第四章 罡风
秋景如何绚烂,终究是近冬的时节。原都的秋风将凌利肃杀掩藏于爽朗妩媚下,稍不留神就要着了凉。
叶凝欢病歪歪地靠着枕头,端着药碗却顾不得喝,连声问边上的瑞娘:“楚正越是何时来的?真是他本人么?身边带了多少人?”
昨日半晌贪欢,她受了风寒。今日另一道罡风直逼而来,不仅将楚灏打了个措手不及,也让她惊出一身冷汗。
她昏昏沉沉醒来,瑞娘亲自捧了药碗面色铁青进了内闱。还以为是恼她昨天偷偷跑出去玩,这会子来算账了,却不料带来了这样一个消息――北海王楚正越不请自来!
瑞娘忧心道:“卯时刚过就递了帖子进来了,也没见带什么人。我问了跟着殿下的赵逢则,说是本人没错。”
赵逢则是少数与楚灏亲厚的东临藩臣之一。这些年楚灏在京,他一直为楚灏办事,秘密潜入北海境数次,远远见过楚正越本人。赵逢则过目不忘,辨人极准,想来不会错认。
叶凝欢将药倒进口里,什么味都尝不出了。瑞娘又端过茶让她漱口,说:“殿下在泰正楼相陪呢!想不到这楚正越这样胆大包天,擅离藩地不说,竟还跑到王府来了。”
依锦朝例,藩王若无圣诏永不得上京,更不可擅自离开封地。他这般跑来,不怕殿下直接扣了他交给朝廷么?
叶凝欢直着眼睛不说话,早知归藩之后难有太平,亦早知相临的北海不可能无动于衷。但如此之快,又是用这样的方式,着实让人始料未及。
楚正越若想来东临,必得自北藩青马关出界。入了东临境,还有郁林、鹿煦、星平三大东临要地各设关卡。进了原都,更有直属护营在驻。这一路关卡重重,他居然能竟无声无息到了府外头才知道。东临六郡在楚正越的眼中,简直如自家门户一般来去自如。

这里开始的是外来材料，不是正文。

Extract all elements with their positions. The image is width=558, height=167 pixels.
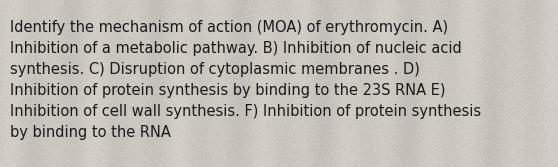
Text: Identify the mechanism of action (MOA) of erythromycin. A)
Inhibition of a metab: Identify the mechanism of action (MOA) o… [10,20,481,140]
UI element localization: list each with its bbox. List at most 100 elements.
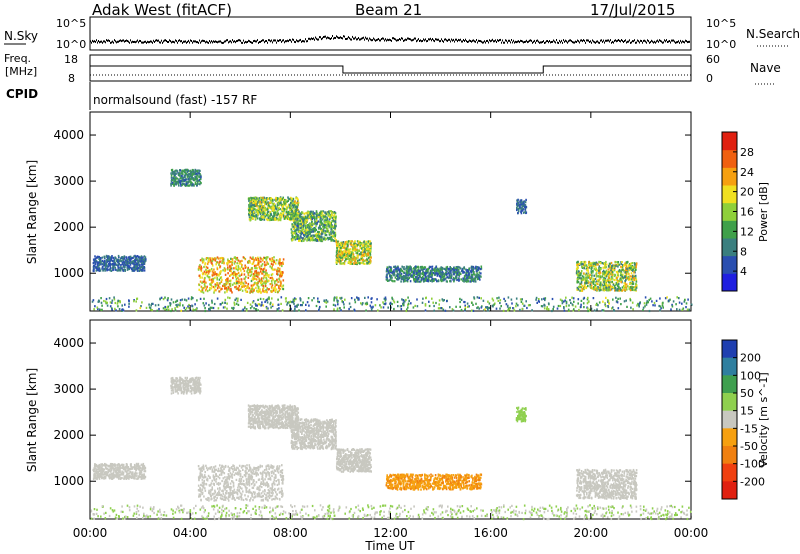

并非东藩王防护孱弱至此,而是楚正越找了个最合适的时机。楚灏刚归藩数月,诸藩臣各有心思。若再久些,楚灏已做出整理。若再早些,那时楚灏在办婚礼,朝廷诸官员尚未离开。身在偏远之地,却能来得不早不晚。这看似寻死一般的行径却足以说明一件事,此人行事果决且俱胆色,更重要的是,他准备周详。
东藩六郡只怕有不少重要的官员暗与他往来,朝廷动向,他更是了若指掌。看似嚣张狂妄,却是有备而来。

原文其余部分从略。